И не только в своих, но и в «чужих» постановках Вахтангов жил работой Чехова. Он бывал глубоко взволнован и тем, как репетировал Михаил своего Хлестакова, и тем, как он его играл.
Во время первых спектаклей «Ревизора» на сцене Художественного театра Вахтангов даже пропускает свои репетиции и уроки, чтобы только быть на спектаклях Чехова. И не раз в день исполнения «Ревизора» за кулисами МХАТа можно было застать Вахтангова, как бы невзначай проходящего по сцене, чтобы припасть к какой-нибудь щелке в декорациях и, притихнув, снова и снова следить за каждым движением и жестом, вслушиваться в каждую интонацию Чехова – Хлестакова.

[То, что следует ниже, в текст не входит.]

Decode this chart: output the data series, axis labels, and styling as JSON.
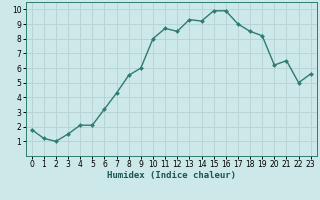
{
  "x": [
    0,
    1,
    2,
    3,
    4,
    5,
    6,
    7,
    8,
    9,
    10,
    11,
    12,
    13,
    14,
    15,
    16,
    17,
    18,
    19,
    20,
    21,
    22,
    23
  ],
  "y": [
    1.8,
    1.2,
    1.0,
    1.5,
    2.1,
    2.1,
    3.2,
    4.3,
    5.5,
    6.0,
    8.0,
    8.7,
    8.5,
    9.3,
    9.2,
    9.9,
    9.9,
    9.0,
    8.5,
    8.2,
    6.2,
    6.5,
    5.0,
    5.6
  ],
  "line_color": "#2e7d6e",
  "marker": "D",
  "marker_size": 2.0,
  "background_color": "#cce8e8",
  "grid_color": "#b8d4d4",
  "xlabel": "Humidex (Indice chaleur)",
  "xlim": [
    -0.5,
    23.5
  ],
  "ylim": [
    0,
    10.5
  ],
  "yticks": [
    1,
    2,
    3,
    4,
    5,
    6,
    7,
    8,
    9,
    10
  ],
  "xticks": [
    0,
    1,
    2,
    3,
    4,
    5,
    6,
    7,
    8,
    9,
    10,
    11,
    12,
    13,
    14,
    15,
    16,
    17,
    18,
    19,
    20,
    21,
    22,
    23
  ],
  "tick_fontsize": 5.5,
  "xlabel_fontsize": 6.5,
  "spine_color": "#2e7d6e",
  "line_width": 1.0
}
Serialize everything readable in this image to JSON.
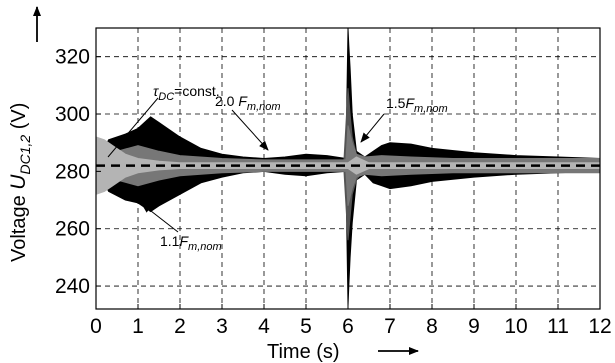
{
  "chart_data": {
    "type": "line",
    "xlabel": "Time (s)",
    "ylabel": {
      "prefix": "Voltage ",
      "symbol": "U",
      "subscript": "DC1,2",
      "unit": " (V)"
    },
    "xlim": [
      0,
      12
    ],
    "ylim": [
      232,
      330
    ],
    "xticks": [
      0,
      1,
      2,
      3,
      4,
      5,
      6,
      7,
      8,
      9,
      10,
      11,
      12
    ],
    "yticks": [
      240,
      260,
      280,
      300,
      320
    ],
    "grid": true,
    "reference_line": 282,
    "series": [
      {
        "name": "1.1F_m,nom",
        "color": "#000000",
        "envelope": {
          "t": [
            0.0,
            0.3,
            0.7,
            1.0,
            1.3,
            1.5,
            2.0,
            2.5,
            3.0,
            3.5,
            4.0,
            4.5,
            5.0,
            5.5,
            5.95,
            6.0,
            6.02,
            6.05,
            6.1,
            6.2,
            6.4,
            6.6,
            6.8,
            7.0,
            7.5,
            8.0,
            9.0,
            10.0,
            11.0,
            12.0
          ],
          "upper": [
            282,
            291,
            293,
            295,
            299,
            297,
            292,
            288,
            286,
            285,
            284.5,
            285,
            286,
            285.5,
            284.5,
            330,
            324,
            316,
            300,
            287,
            285,
            287,
            289,
            290,
            289.5,
            288,
            286.5,
            285.5,
            285,
            284.5
          ],
          "lower": [
            282,
            273,
            270,
            269,
            266,
            268,
            272,
            276,
            278,
            279.5,
            280,
            279,
            278.5,
            279.5,
            280,
            233,
            240,
            250,
            262,
            277,
            279,
            276,
            275,
            274,
            275,
            276.5,
            278,
            279,
            279.5,
            280
          ]
        }
      },
      {
        "name": "1.5F_m,nom",
        "color": "#555555",
        "envelope": {
          "t": [
            0.0,
            1.0,
            2.0,
            3.0,
            4.0,
            5.0,
            5.9,
            6.0,
            6.05,
            6.1,
            6.2,
            6.3,
            6.6,
            7.0,
            8.0,
            10.0,
            12.0
          ],
          "upper": [
            284,
            284,
            284,
            283.5,
            283,
            283,
            283,
            309,
            300,
            292,
            286,
            284,
            284.5,
            284,
            283.5,
            283,
            283
          ],
          "lower": [
            280,
            280,
            280,
            280.5,
            281,
            281,
            281,
            256,
            264,
            272,
            277,
            279,
            279.5,
            280,
            280.5,
            281,
            281
          ]
        }
      },
      {
        "name": "2.0F_m,nom",
        "color": "#777777",
        "envelope": {
          "t": [
            0.0,
            0.5,
            1.0,
            1.5,
            2.0,
            3.0,
            4.0,
            5.0,
            5.95,
            6.0,
            6.1,
            6.2,
            6.4,
            6.8,
            7.5,
            8.5,
            10.0,
            12.0
          ],
          "upper": [
            286,
            287,
            289,
            287,
            285.5,
            284.5,
            284,
            284,
            284,
            296,
            290,
            286,
            285,
            285.5,
            285,
            284.5,
            284.5,
            284.5
          ],
          "lower": [
            278,
            277,
            275,
            277,
            278.5,
            279.5,
            280,
            280,
            280,
            268,
            274,
            278,
            279,
            278.5,
            279,
            279.5,
            279.5,
            279.5
          ]
        }
      },
      {
        "name": "τ_DC=const.",
        "color": "#b4b4b4",
        "envelope": {
          "t": [
            0.0,
            0.2,
            0.4,
            0.7,
            1.0,
            1.5,
            2.0,
            3.0,
            6.0,
            6.2,
            6.5,
            12.0
          ],
          "upper": [
            292,
            291,
            289,
            286,
            284.5,
            283.5,
            283,
            283,
            283,
            285,
            283,
            283
          ],
          "lower": [
            272,
            273,
            275,
            278,
            279.5,
            280.5,
            281,
            281,
            281,
            279,
            281,
            281
          ]
        }
      }
    ],
    "annotations": [
      {
        "symbol": "τ",
        "sub": "DC",
        "suffix": "=const."
      },
      {
        "prefix": "2.0 ",
        "symbol": "F",
        "sub": "m,nom"
      },
      {
        "prefix": "1.5",
        "symbol": "F",
        "sub": "m,nom"
      },
      {
        "prefix": "1.1",
        "symbol": "F",
        "sub": "m,nom"
      }
    ]
  }
}
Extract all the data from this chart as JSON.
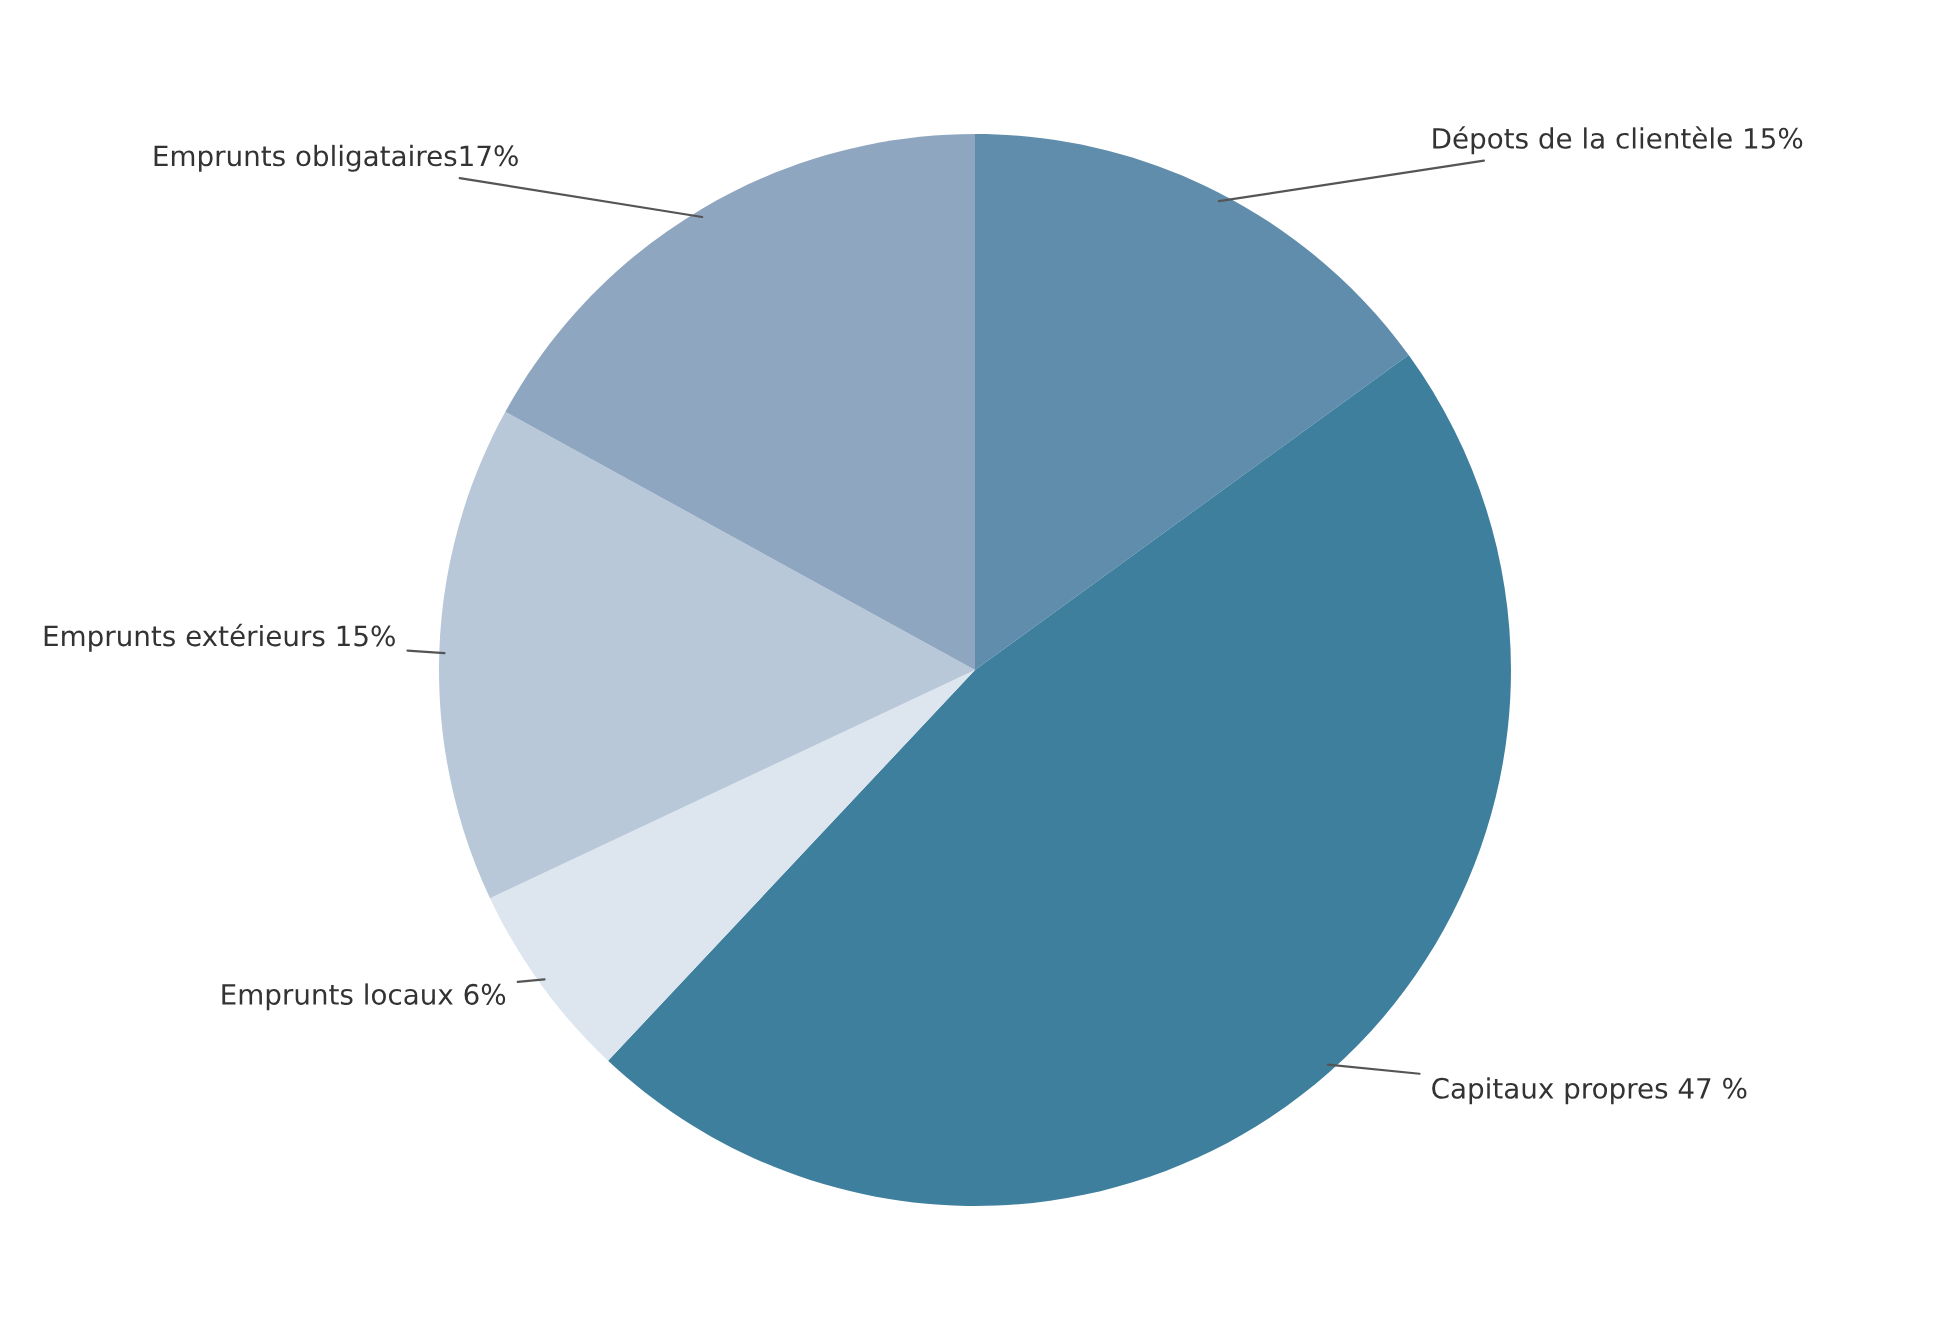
{
  "chart_data": {
    "type": "pie",
    "categories": [
      "Dépots de la clientèle 15%",
      "Capitaux propres 47 %",
      "Emprunts locaux 6%",
      "Emprunts extérieurs 15%",
      "Emprunts obligataires17%"
    ],
    "values": [
      15,
      47,
      6,
      15,
      17
    ],
    "colors": [
      "#5f8dab",
      "#3f7f9e",
      "#dde6ee",
      "#b8c8d9",
      "#8ea6bf"
    ]
  }
}
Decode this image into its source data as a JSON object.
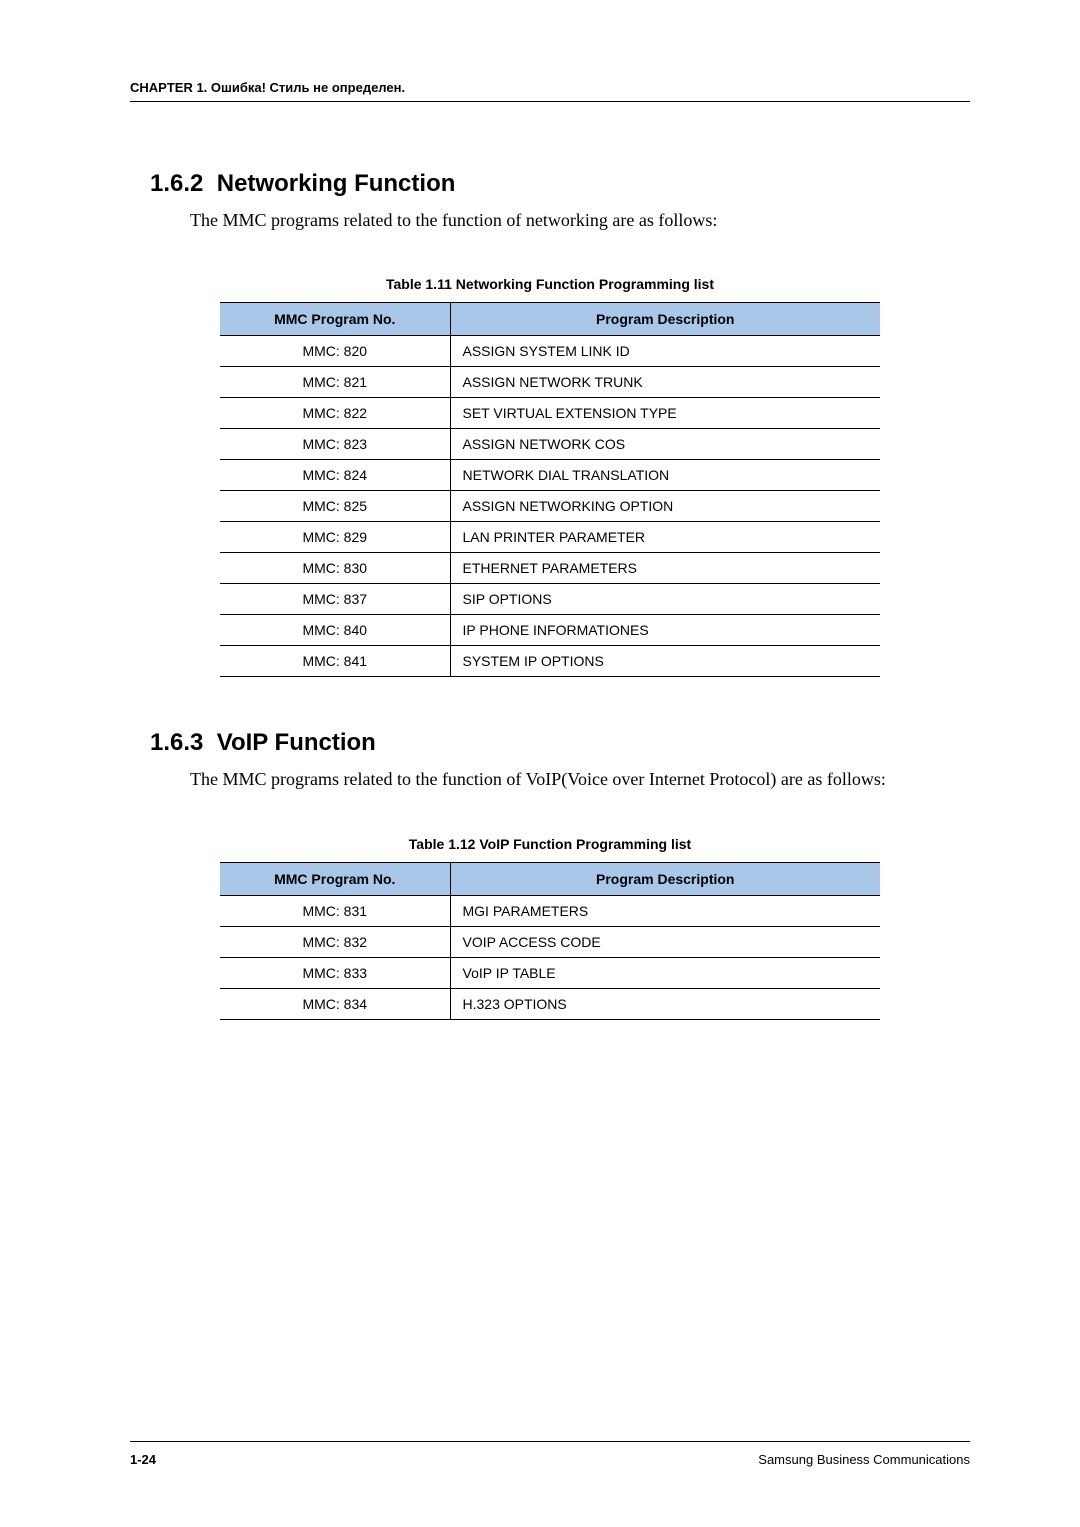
{
  "header": {
    "chapter_label": "CHAPTER 1. Ошибка! Стиль не определен."
  },
  "section1": {
    "number": "1.6.2",
    "title": "Networking Function",
    "intro": "The MMC programs related to the function of networking are as follows:",
    "table_caption": "Table 1.11   Networking Function Programming list",
    "columns": [
      "MMC Program No.",
      "Program Description"
    ],
    "rows": [
      [
        "MMC: 820",
        "ASSIGN SYSTEM LINK ID"
      ],
      [
        "MMC: 821",
        "ASSIGN NETWORK TRUNK"
      ],
      [
        "MMC: 822",
        "SET VIRTUAL EXTENSION TYPE"
      ],
      [
        "MMC: 823",
        "ASSIGN NETWORK COS"
      ],
      [
        "MMC: 824",
        "NETWORK DIAL TRANSLATION"
      ],
      [
        "MMC: 825",
        "ASSIGN NETWORKING OPTION"
      ],
      [
        "MMC: 829",
        "LAN PRINTER PARAMETER"
      ],
      [
        "MMC: 830",
        "ETHERNET PARAMETERS"
      ],
      [
        "MMC: 837",
        "SIP OPTIONS"
      ],
      [
        "MMC: 840",
        "IP PHONE INFORMATIONES"
      ],
      [
        "MMC: 841",
        "SYSTEM IP OPTIONS"
      ]
    ]
  },
  "section2": {
    "number": "1.6.3",
    "title": "VoIP Function",
    "intro": "The MMC programs related to the function of VoIP(Voice over Internet Protocol) are as follows:",
    "table_caption": "Table 1.12   VoIP Function Programming list",
    "columns": [
      "MMC Program No.",
      "Program Description"
    ],
    "rows": [
      [
        "MMC: 831",
        "MGI PARAMETERS"
      ],
      [
        "MMC: 832",
        "VOIP ACCESS CODE"
      ],
      [
        "MMC: 833",
        "VoIP IP TABLE"
      ],
      [
        "MMC: 834",
        "H.323 OPTIONS"
      ]
    ]
  },
  "footer": {
    "page_number": "1-24",
    "right_text": "Samsung Business Communications"
  },
  "styling": {
    "header_bg": "#a9c7e8",
    "body_font": "Times New Roman",
    "ui_font": "Arial",
    "heading_fontsize_pt": 18,
    "body_fontsize_pt": 13,
    "table_fontsize_pt": 10.5,
    "caption_fontsize_pt": 10.5,
    "page_bg": "#ffffff",
    "text_color": "#000000"
  }
}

И так же пристально, с живым, непотухающим интересом следил за творчеством Евгения Богратионовича Михаил Чехов.
Среди множества миниатюр, которые Вахтангов использовал в своей студийной работе с молодыми актерами, была и «Свадьба» А. П. Чехова. Режиссер разбил занятия на два этапа. Первый – педагогический, когда Евгений Богратионович репетировал «Свадьбу», как реалистическую бытовую комедию. Потом он предложил студийцам новый художественный прием: играя то же самое, они должны были ощущать себя на сцене не людьми, а куклами, которые смотрят, говорят, едят и т. д.
Один из участников репетиции спросил: «4то же, эту кукольность надо донести до зрителя? Он должен воспринимать исполнителей не как людей, а как кукол?» Вахтангов ответил: «Нет. Это только прием. Зрители должны воспринимать персонажей пьесы как живых». Только от исполнителя роли капитана Ревунова не требовалось кукольности.
Стали репетировать, и спектакль получил новое внутреннее содержание. Тогда Вахтангов поставил другую задачу: когда кто-нибудь на сцене начинает говорить, другие действующие лица не должны двигаться. Одни потому, что заинтересовываются тем, о чем говорит их партнер, другие еще почему-либо. Но все должно быть сценически оправданно.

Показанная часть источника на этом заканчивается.